Question

A body which is being oscillates with SHM according to the equation $x=5.0\cos \left( 2\pi t+\pi \right)$. At time $t=1.5s$, its displacement, speed and acceleration respectively will be given as,
$\begin{align}
  & A.0,-10\pi ,+20{{\pi }^{2}} \\
 & B.5,0,-20{{\pi }^{2}} \\
 & C.2.5,+20\pi ,0 \\
 & D.-5.0,+5\pi ,-10{{\pi }^{2}} \\
\end{align}$

Answer 1

Hint: First of all find the displacement of the body by the substitution of the time taken in it. The velocity of the body can be found by taking the time derivative of the displacement of the same body. And substitute the time taken for the specific velocity of the body. The acceleration will be the time derivative of the velocity of the body. And we have to substitute the same time taken in order to get the acceleration of the body at that instant. This will help you in answering this question.

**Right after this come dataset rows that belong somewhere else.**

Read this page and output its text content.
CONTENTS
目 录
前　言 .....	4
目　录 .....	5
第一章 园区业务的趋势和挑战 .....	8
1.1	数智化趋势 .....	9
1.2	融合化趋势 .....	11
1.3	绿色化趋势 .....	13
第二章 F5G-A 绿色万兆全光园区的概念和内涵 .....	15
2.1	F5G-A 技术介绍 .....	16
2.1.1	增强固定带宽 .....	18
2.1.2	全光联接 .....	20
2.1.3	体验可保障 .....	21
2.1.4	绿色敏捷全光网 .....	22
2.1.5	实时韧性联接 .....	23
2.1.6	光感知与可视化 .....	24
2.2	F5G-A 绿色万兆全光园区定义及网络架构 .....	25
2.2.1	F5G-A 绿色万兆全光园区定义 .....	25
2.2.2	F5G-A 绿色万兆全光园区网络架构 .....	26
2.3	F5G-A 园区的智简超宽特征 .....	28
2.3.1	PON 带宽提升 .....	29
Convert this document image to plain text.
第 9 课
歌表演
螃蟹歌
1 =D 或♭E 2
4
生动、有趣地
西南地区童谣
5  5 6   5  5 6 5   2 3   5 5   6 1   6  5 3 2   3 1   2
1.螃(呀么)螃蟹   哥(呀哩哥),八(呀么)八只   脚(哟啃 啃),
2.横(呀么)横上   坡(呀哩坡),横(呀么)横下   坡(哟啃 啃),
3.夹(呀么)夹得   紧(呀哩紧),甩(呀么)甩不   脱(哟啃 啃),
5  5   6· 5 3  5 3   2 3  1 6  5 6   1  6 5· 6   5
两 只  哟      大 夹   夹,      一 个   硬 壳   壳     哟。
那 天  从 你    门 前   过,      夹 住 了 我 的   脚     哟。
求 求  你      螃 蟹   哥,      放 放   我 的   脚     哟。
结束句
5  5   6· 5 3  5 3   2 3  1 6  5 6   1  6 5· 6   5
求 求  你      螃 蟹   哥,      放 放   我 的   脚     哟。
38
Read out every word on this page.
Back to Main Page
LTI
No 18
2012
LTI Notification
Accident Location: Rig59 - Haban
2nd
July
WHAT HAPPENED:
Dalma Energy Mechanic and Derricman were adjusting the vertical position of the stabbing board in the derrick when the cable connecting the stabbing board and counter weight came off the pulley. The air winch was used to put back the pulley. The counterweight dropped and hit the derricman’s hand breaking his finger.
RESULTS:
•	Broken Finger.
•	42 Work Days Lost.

Complete step by step solution:
The displacement of the body has been given as,
$x=5\cos \left( 2\pi t+\pi \right)$
At the time mentioned as,
$t=1.5s$
Substituting this value in the equation will be given as,
\[\begin{align}
  & x=5\cos \left( 2\pi \times 1.5+\pi \right)=5\cos \pi \\
 & \Rightarrow x=5m \\
\end{align}\]
The velocity of the body is found by taking the derivative of the displacement. Therefore we can write that,
\[\begin{align}
  & V=\dfrac{dx}{dt} \\
 & \Rightarrow v=-10\pi \sin \left( 2\pi t+\pi \right) \\
\end{align}\]
Substituting the value of time in it will give,
\[\begin{align}
  & v=-10\pi \sin \left( 2\pi \times 1.5+\pi \right) \\
 & \Rightarrow v=-10\pi \sin \left( 4\pi \right) \\
 & \therefore v=0m{{s}^{-1}} \\
\end{align}\]
Now we have to find the acceleration of the object. It can be found by taking the time derivative of the velocity of the body. That is we can write that,
\[a=\dfrac{dv}{dt}\]
Substituting the equation of velocity in it will give,
\[a=-20{{\pi }^{2}}\cos \left( 2\pi t+\pi \right)\]
Substituting the value of time in it can be written as,
\[\begin{align}
  & a=-20{{\pi }^{2}}\cos \left( 2\pi \times 1.5+\pi \right) \\
 & \Rightarrow a=-20{{\pi }^{2}}\cos \left( 4\pi \right) \\
 & \therefore a=-20{{\pi }^{2}} \\
\end{align}\]
From this we can understand that the displacement, velocity and the acceleration of the body at the specified time in the question is found to be as,
\[\begin{align}
  & x=5m \\
 & v=0m{{s}^{-1}} \\
 & a=-20{{\pi }^{2}}m{{s}^{-2}} \\
\end{align}\]

This has been mentioned as option (B).

Note:
The velocity of the body can be found by taking the ratio of the variation of the position of the body to the change in time taken. The velocity is found to be a vector quantity which is having both magnitude as well as direction. The acceleration is also a vector quantity possessing both the magnitude and direction.